Over the decades, as their numbers dwindled, a lot of that sub-culture gradually began vanishing from public spaces. Some shut for good and others faded out of popular memory. A few precious families remain and continue to keep the jazz sub-culture alive in fragments. ‘UNK – The Radha Thomas Ensemble – I Only Have Eyes for you’ has been created by a band of musicians who have experienced the fine flavours of the past and seem to make a genuine attempt to deliver a part of it to the coming generations of jazz enthusiasts. UNK, you realise, is a distortion for the word aankh, meaning the eye. The cover of the CD has a cornea in the middle of a peacock feather, just in case you miss it.
In the eight tracks on this CD, what comes across are a few things worth noticing. The first is the voice of Radha Thomas, whose voice modulation is excellent inspite of her trying desperately hard to sound dusky. A bit of monotony sets in after the first couple of tracks. If such a forced effort could be avoided, Radha could certainly be one of the finest jazz voices in Bangalore. For someone like Radha, who has had the good fortune of taking professional training in a genre as complicated as Dhrupad, this shouldn’t be much.

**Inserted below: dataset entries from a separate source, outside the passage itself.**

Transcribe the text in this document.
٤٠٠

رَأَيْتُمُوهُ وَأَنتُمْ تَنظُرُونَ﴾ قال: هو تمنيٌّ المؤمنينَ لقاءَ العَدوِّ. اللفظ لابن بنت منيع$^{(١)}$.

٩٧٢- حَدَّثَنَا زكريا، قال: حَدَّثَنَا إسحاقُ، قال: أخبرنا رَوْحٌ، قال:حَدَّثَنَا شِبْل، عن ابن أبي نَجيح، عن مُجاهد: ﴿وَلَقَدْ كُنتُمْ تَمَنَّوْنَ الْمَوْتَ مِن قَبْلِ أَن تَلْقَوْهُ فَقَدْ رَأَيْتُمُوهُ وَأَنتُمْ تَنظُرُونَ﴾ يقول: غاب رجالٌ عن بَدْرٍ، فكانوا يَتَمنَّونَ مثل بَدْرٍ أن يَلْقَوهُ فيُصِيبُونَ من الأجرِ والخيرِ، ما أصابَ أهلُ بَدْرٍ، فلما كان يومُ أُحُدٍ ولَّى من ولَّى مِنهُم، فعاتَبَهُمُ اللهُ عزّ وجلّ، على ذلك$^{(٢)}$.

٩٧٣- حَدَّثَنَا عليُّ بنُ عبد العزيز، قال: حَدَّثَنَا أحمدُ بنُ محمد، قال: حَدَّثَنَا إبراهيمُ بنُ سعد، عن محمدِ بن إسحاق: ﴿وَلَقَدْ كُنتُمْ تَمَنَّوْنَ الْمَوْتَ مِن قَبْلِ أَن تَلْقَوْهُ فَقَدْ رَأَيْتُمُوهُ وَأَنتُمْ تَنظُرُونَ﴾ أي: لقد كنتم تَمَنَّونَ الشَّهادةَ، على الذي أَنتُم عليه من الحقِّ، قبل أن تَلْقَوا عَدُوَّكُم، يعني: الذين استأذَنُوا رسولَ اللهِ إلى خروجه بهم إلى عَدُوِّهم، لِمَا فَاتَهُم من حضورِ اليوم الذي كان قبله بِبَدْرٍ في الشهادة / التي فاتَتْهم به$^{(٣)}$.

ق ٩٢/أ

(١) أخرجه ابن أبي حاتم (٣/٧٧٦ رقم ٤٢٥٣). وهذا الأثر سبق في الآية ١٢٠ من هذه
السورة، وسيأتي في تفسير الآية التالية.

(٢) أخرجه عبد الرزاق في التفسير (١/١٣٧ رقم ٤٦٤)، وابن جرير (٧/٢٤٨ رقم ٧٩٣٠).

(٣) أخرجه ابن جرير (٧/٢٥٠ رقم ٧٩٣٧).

Her voice modulation, that can be heard in little phrases and delicate interludes, makes for pleasurable listening. The next is the brilliant idea of collaborating with various artistes to bring in this collection. Radha’s voice isn’t present in half the tracks on the CD and she generously makes space for others to improvise on their own music. The main five-minute track after which this album takes its name, I only have eyes for you by Harry warren and Al Dubin, could have been infused with a bit more life. A pleasant element is the piano performed in the third track Connections and fifth track Refuge by Aman Mahajan. He is certainly someone to look out for on the Indian music scene in the coming years.
Watermelon Man, the classic by Harbie Hancock, comes across as another pleasant surprise with wonderful improvisation done with the layering technique. A soothing chorus comes in as you are ready to tap your feet to this track. Matt Littlewood’s saxophone and Ramjee Chandran’s guitar could have been extended a bit more than what is there.
This CD makes for a sweet gift this festive season, from the heart of real Bangalore’s jazz scene.